Technical Analysis

GOLD Price Analysis – Jan 12, 2024

By LonghornFX Technical Analysis
Jan 12, 20243 min

Daily Price Outlook

Gold price (XAU/USD) maintained its upward trend and remained well bid around the $2,035 level. However, the reason for its upward trend can be attributed to the weakened US dollar, influenced by concerns over a potential March Fed rate cut despite a slightly higher US CPI. Apart from this, the geopolitical risks, particularly the Israel-Hamas conflict, and ongoing economic uncertainties in China further bolster the appeal of the safe-haven XAU/USD.

Impact of US Inflation Data and Rate Hike Speculation on Gold Prices

Recent data has revealed a higher-than-expected increase in US consumer prices for December. This, along with comments from Federal Reserve officials suggesting a possibility of prolonged higher interest rates, has sparked market speculation. Surprisingly, despite expectations of a rate cut in March, there is growing support for Gold.

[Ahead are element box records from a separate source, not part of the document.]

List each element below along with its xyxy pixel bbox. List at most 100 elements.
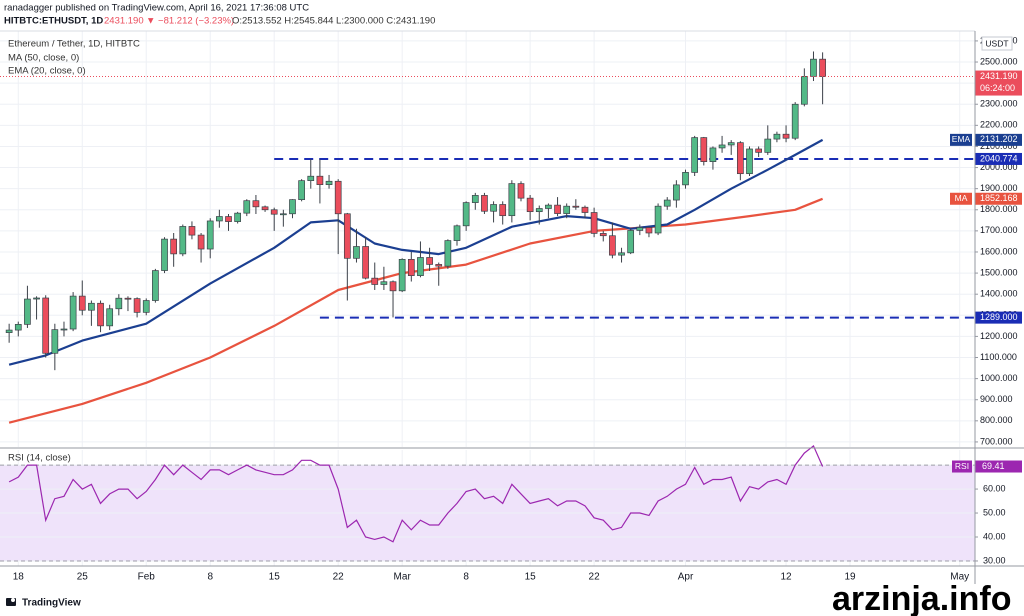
candle-body	[618, 252, 625, 256]
overlay-tag-box	[950, 192, 972, 205]
candle-body	[700, 137, 708, 162]
candle-body	[270, 209, 278, 215]
candle-body	[179, 226, 187, 255]
x-tick-label: 18	[13, 572, 25, 583]
x-tick-label: 8	[207, 572, 213, 583]
level-box	[975, 311, 1022, 324]
level-label: 2040.774	[980, 153, 1018, 163]
y-tick-label: 900.000	[980, 394, 1013, 404]
x-tick-label: 15	[269, 572, 281, 583]
y-tick-label: 1400.000	[980, 289, 1018, 299]
price: 2431.190	[104, 16, 144, 27]
candle-body	[453, 225, 461, 241]
x-tick-label: Feb	[138, 572, 156, 583]
candle-body	[764, 138, 772, 153]
candle-body	[325, 180, 333, 186]
x-tick-label: Apr	[678, 572, 694, 583]
level-label: 1289.000	[980, 312, 1018, 322]
candle-body	[773, 133, 781, 140]
candle-body	[782, 133, 790, 139]
candle-body	[718, 144, 726, 149]
overlay-tag: MA	[955, 193, 968, 203]
candle-body	[362, 246, 369, 279]
candle-body	[407, 259, 415, 276]
x-tick-label: 15	[525, 572, 537, 583]
candle-body	[69, 295, 77, 330]
legend-entry: EMA (20, close, 0)	[8, 66, 86, 77]
brand: TradingView	[22, 598, 81, 609]
y-tick-label: 60.00	[983, 483, 1006, 493]
rsi-line	[8, 444, 824, 543]
candle-body	[737, 142, 744, 175]
tv-logo	[6, 598, 16, 606]
y-tick-label: 1800.000	[980, 204, 1018, 214]
candle-body	[14, 324, 22, 331]
currency: USDT	[985, 38, 1008, 48]
x-tick-label: 12	[780, 572, 792, 583]
candle-body	[572, 205, 580, 208]
candle-body	[97, 302, 104, 327]
price-box	[975, 70, 1022, 96]
candle-body	[307, 175, 315, 181]
candle-body	[426, 257, 433, 265]
candle-body	[609, 235, 616, 256]
candle-body	[170, 238, 178, 255]
candle-body	[88, 302, 95, 311]
publisher: ranadagger published on TradingView.com,…	[4, 3, 309, 14]
candle-body	[78, 295, 86, 311]
y-tick-label: 1200.000	[980, 331, 1018, 341]
y-tick-label: 40.00	[983, 531, 1006, 541]
y-tick-label: 1500.000	[980, 267, 1018, 277]
candle-body	[590, 212, 598, 234]
legend-entry: MA (50, close, 0)	[8, 53, 79, 64]
candle-body	[691, 137, 699, 173]
candle-body	[791, 103, 799, 139]
candle-body	[435, 264, 443, 267]
overlay-value: 1852.168	[980, 193, 1018, 203]
candle-body	[124, 297, 132, 300]
candle-body	[289, 199, 296, 215]
candle-body	[24, 298, 31, 325]
candle-body	[33, 297, 40, 300]
candle-body	[380, 281, 388, 285]
candle-body	[197, 234, 205, 250]
candle-body	[755, 148, 762, 153]
overlay-value-box	[975, 133, 1022, 146]
rsi-title: RSI (14, close)	[8, 453, 71, 464]
candle-body	[353, 246, 360, 259]
rsi-value-box	[975, 460, 1022, 473]
candle-body	[517, 183, 525, 199]
candle-body	[152, 270, 159, 301]
y-tick-label: 1100.000	[980, 352, 1017, 362]
candle-body	[682, 172, 689, 186]
candle-body	[627, 230, 635, 254]
x-tick-label: May	[950, 572, 969, 583]
x-tick-label: 8	[463, 572, 469, 583]
candle-body	[673, 184, 680, 201]
y-tick-label: 50.00	[983, 507, 1006, 517]
candle-body	[133, 298, 141, 313]
ohlc: O:2513.552 H:2545.844 L:2300.000 C:2431.…	[232, 16, 435, 27]
candle-body	[188, 226, 196, 236]
candle-body	[42, 297, 50, 354]
candle-body	[206, 220, 214, 250]
candle-body	[225, 216, 232, 222]
candle-body	[709, 147, 717, 162]
candle-body	[645, 227, 653, 234]
candle-body	[389, 281, 397, 292]
y-tick-label: 800.000	[980, 415, 1013, 425]
candle-body	[234, 212, 241, 222]
price-label: 2431.190	[980, 71, 1018, 81]
overlay-line	[8, 197, 824, 424]
candle-body	[316, 175, 324, 186]
candle-body	[334, 180, 342, 215]
y-tick-label: 1700.000	[980, 225, 1018, 235]
candle-body	[115, 297, 123, 310]
rsi-tag-box	[952, 460, 972, 473]
candle-body	[490, 204, 497, 212]
candle-body	[810, 58, 817, 77]
candle-body	[252, 200, 260, 208]
candle-body	[554, 204, 561, 214]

The mixed inflation figures, with the headline Consumer Price Index (CPI) rising to 3.4% YoY, have raised doubts about an imminent rate cut. Fed officials, including Loretta Mester and Tom Barkin, have expressed caution, emphasizing the need for convincing evidence of inflation reaching the target before considering rate adjustments. Despite these cautious sentiments, the market still assigns a 65% probability of a rate cut in March, favoring Gold as the US Dollar weakens due to lower government bond yields.

Impact of Geopolitical Tensions and Economic Concerns on XAU/USD

Furthermore, ongoing geopolitical tensions, such as the Israel-Hamas conflict and concerns about China's slow economic recovery, continue to favor the safe-haven XAU/USD (Gold/US Dollar). Recent US and UK military actions against Houthi targets in response to Red Sea attacks add to these concerns.

Meanwhile, the chinese inflation figures indicate deflationary risks, and a 0.3% dip in 2023 imports suggests sluggish domestic demand, raising worries about economic recovery. Traders are now eyeing the US Producer Price Index and a speech from Minneapolis Fed President Neel Kashkari for potential market direction.

GOLD Price Chart - Source: Tradingview
GOLD Price Chart - Source: Tradingview

GOLD (XAU/USD) - Technical Analysis

As we observe the precious metal market, Gold (XAU/USD) continues its streak of subtle yet notable movements. Trading at $2,034, it marks a slight increase of 0.30%. The pivot point at $2,021 remains a key focus for traders, with immediate resistance levels mapped at $2,051, $2,075, and $2,103. On the flip side, support levels are established at $1,995, $1,965, and $1,937, providing a cushion against potential downward trends.

The technical indicators offer a mixed sentiment. The Relative Strength Index (RSI) stands at 51, hovering around the midpoint, which indicates a balanced market condition with a slight lean towards bullish sentiment. The Moving Average Convergence Divergence (MACD) shows a value of $1.22 against a signal of -$2.53, suggesting a cautious yet potential upward momentum. Moreover, the 50-Day Exponential Moving Average (EMA) is set at $2,029, with the current price slightly above this mark, pointing towards a short-term bullish trend.

Chart patterns have shown that Gold recently violated a symmetrical triangle pattern, only to revert to trading within the vicinity of the $2,040 mark. This indicates a potential support level at $2,016, which traders should monitor closely.

In conclusion, the overall trend for Gold appears to be cautiously bullish, given its current trading above key technical levels. However, market volatility and external economic factors could sway its direction. Short-term traders might consider a sell limit at $2039, targeting a take profit at $2020, and setting a stop loss at $2053, keeping a close eye on fluctuating market conditions.